The dodo has long been the ultimate symbol of Mauritius. Our extinct endemic bird is famous all around the globe. So, now, the remains of the bones of the Dodo are being much sought after. When it was alive, the dodo was prized for its delicious meat. Not to mention the fact that it was pretty easy to hunt them down, since they were heavy and flightless, and thus, they could not escape from their human predators. And, now, centuries later, people are still after the dodo – to lay their hands, not on their necks this time, but on their bones.

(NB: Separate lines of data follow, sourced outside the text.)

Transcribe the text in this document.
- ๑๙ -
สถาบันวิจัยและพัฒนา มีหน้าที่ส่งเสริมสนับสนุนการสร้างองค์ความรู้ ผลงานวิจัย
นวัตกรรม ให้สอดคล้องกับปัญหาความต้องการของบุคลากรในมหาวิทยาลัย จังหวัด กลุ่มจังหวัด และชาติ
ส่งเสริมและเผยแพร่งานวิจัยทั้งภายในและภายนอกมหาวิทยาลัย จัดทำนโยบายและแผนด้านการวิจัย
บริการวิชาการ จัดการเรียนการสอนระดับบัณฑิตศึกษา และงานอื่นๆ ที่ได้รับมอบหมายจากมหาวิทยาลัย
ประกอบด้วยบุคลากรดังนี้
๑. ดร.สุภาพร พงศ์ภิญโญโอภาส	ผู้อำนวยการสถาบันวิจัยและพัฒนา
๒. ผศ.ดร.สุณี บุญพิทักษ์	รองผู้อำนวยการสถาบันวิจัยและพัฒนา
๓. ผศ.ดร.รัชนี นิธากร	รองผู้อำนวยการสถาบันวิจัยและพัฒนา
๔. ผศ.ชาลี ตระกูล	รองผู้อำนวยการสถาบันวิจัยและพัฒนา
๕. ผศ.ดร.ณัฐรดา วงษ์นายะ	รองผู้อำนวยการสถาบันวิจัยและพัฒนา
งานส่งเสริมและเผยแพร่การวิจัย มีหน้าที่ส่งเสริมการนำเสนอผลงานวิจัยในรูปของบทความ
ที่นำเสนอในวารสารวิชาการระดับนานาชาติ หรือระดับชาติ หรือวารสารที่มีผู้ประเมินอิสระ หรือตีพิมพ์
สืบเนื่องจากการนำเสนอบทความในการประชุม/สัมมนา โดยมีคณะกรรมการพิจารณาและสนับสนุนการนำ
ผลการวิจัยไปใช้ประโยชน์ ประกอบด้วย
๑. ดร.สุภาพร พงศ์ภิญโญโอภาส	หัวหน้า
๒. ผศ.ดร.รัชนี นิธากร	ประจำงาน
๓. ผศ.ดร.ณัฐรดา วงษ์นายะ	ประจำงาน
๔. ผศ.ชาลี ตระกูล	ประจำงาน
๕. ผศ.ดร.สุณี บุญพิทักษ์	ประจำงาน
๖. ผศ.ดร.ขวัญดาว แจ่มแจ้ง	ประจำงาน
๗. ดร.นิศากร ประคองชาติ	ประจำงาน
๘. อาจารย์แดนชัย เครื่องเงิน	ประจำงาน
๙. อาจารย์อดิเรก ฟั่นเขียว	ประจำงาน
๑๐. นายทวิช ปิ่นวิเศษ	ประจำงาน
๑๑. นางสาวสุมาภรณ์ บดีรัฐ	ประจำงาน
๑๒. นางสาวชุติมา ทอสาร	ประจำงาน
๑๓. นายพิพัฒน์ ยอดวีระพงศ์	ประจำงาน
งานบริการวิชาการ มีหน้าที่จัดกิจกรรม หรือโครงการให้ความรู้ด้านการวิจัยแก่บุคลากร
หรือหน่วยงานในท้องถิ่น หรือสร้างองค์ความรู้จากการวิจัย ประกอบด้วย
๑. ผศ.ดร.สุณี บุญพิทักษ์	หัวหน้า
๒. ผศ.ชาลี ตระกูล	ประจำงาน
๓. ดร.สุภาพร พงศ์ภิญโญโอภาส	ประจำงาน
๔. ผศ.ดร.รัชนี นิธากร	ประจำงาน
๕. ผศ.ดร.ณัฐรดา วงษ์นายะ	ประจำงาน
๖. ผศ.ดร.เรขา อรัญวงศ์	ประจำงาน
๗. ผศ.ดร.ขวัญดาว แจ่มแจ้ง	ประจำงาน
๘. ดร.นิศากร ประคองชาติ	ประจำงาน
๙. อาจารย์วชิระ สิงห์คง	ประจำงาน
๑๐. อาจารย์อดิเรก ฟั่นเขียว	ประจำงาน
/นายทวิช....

Bones exhibited at the Grant Museum of Zoology
The bones of the Dodo are indeed extremely valued. They will soon be sold at auction in the United Kingdom. The current Minister of Arts and Culture, Mookhesswur Choonee, believes that Mauritius needs to have a say in this. Port-Louis has recently written to London to convey its opposition to the sales of the bones of the Dodo in UK. Mookhesswur Choonee, interviewed on Radio Plus yesterday, said that Mauritian authorities wish to know all about the bones that were sent to England. Has the law been respected? When were these bones sent to UK? Questions that the Minister wants to have answered.
Sadly enough, many species only become famous after they’ve gone extinct. Albeit, this could also be a sign that we should be furnishing more efforts to preserve the endangered ones…
Around 10 museums in the world have the dodo skeleton. However, most of them are composites. To privately own dodo remains is considered to be something prestigious. A bird extinct since centuries, endemic of a little island lost in the Indian Ocean, now having few bones left – what more could those interested in remains of extinct animals ask for? Rare relics have always had that appeal to them that made people come after them, no matter where they are in the world. Our dodo is no exception.
Bones exhibited at the National Museum of Prague
The bones of the dodo to be sold for £30 000 at auction comprise those of the leg and pelvis of the bird. The remains were first discovered in 1886, and ever since 1934, this sale marks the first time that the bones of the dodo will be sold. Potential buyers will marvel at this golden and rare opportunity that has presented itself to them. Most of the remains of the extinct bird are preserved in museums. Only 3 people in the whole wide world possess their own dodo bones. One of them is the seller that has proclaimed the auction. It is also worth mentioning that a piece of the femur of the bird had previously been sold at £8000 at auction in London some time back.